Addressing Rotational Learning Dynamics in Multi-Agent Reinforcement Learning
Baraah A. M. Sidahmed, Tatjana Chavdarova
TL;DR
This work identifies rotational learning dynamics as a core driver of instability and reproducibility problems in centralized training decentralized execution MARL. It reframes MARL as a Variational Inequality problem with operator $F$ and adopts VI-solvers, notably nested Lookahead VI (LA-VI) and Extragradient (EG), to stabilize joint policy and value updates. The authors introduce LA-MARL and (LA-)EG-MARL, provide convergence guarantees under monotone VI assumptions, and demonstrate improvements on zero-sum games and MPE benchmarks. The findings show VI-based optimization yields stronger convergence to equilibrium and better coordination, suggesting a practical and scalable path to more robust MARL systems.
Abstract
Multi-agent reinforcement learning (MARL) has emerged as a powerful paradigm for solving complex problems through agents' cooperation and competition, finding widespread applications across domains. Despite its success, MARL faces a reproducibility crisis. We show that, in part, this issue is related to the rotational optimization dynamics arising from competing agents' objectives, and require methods beyond standard optimization algorithms.

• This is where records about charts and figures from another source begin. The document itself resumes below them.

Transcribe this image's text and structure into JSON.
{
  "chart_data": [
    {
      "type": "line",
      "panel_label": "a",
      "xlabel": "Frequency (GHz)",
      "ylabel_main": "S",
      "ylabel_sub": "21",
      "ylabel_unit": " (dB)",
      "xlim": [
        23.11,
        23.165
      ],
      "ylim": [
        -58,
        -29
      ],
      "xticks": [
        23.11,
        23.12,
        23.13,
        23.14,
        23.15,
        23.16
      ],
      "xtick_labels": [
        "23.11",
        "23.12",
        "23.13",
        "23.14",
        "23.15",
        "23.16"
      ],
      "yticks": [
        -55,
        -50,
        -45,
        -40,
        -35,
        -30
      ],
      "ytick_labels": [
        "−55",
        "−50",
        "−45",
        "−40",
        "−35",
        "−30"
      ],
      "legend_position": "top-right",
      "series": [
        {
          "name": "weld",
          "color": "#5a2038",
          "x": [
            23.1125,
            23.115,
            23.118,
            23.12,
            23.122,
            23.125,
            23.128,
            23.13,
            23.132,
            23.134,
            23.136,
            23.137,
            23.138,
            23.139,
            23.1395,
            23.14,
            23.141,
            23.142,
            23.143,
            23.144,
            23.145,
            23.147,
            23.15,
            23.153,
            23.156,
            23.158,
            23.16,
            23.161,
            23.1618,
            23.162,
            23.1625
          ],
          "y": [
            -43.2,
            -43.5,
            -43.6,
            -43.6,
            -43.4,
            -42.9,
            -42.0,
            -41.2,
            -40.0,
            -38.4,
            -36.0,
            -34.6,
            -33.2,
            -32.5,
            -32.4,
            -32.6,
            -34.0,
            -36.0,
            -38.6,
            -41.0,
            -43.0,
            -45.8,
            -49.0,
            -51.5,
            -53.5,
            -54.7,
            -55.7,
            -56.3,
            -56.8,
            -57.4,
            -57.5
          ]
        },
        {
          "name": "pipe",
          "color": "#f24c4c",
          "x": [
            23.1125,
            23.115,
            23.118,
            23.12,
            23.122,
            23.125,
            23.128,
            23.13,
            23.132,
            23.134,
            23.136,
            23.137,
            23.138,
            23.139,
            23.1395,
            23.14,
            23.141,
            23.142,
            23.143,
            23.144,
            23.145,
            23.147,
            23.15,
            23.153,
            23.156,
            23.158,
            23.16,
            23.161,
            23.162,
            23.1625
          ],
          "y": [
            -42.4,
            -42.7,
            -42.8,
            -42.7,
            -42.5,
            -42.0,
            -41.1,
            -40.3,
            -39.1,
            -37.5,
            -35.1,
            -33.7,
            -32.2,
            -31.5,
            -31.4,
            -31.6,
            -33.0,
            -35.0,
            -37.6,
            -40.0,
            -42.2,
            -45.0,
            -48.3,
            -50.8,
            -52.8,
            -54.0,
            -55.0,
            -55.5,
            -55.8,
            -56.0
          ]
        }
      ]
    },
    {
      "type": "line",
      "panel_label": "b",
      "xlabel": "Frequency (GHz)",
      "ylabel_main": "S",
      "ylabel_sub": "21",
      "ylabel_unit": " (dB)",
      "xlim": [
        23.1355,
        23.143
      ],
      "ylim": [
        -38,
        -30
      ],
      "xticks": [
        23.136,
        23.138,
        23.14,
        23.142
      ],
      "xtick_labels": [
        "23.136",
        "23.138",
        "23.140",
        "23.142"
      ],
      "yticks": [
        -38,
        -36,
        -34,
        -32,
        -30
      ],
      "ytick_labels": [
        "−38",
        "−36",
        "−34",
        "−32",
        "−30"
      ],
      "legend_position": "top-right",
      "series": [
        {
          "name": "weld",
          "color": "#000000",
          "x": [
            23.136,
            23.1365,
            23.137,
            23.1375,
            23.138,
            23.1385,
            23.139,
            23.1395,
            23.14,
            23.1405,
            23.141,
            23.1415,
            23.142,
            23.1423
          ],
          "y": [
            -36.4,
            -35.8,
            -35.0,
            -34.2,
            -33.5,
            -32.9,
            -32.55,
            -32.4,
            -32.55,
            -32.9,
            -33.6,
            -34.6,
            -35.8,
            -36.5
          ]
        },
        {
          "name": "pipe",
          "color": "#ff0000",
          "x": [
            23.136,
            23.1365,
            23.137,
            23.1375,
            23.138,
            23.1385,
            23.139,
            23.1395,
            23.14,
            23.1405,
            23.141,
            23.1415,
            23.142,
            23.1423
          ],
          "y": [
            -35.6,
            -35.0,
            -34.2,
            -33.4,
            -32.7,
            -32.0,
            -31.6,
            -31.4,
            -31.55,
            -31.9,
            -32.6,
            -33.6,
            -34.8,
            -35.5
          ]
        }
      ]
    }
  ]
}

We reframe MARL approaches using Variational Inequalities (VIs), offering a unified framework to address such issues. Leveraging optimization techniques designed for VIs, we propose a general approach for integrating gradient-based VI methods capable of handling rotational dynamics into existing MARL algorithms. Empirical results demonstrate significant performance improvements across benchmarks. In zero-sum games, Rock--paper--scissors and Matching pennies, VI methods achieve better convergence to equilibrium strategies, and in the Multi-Agent Particle Environment: Predator-prey, they also enhance team coordination. These results underscore the transformative potential of advanced optimization techniques in MARL.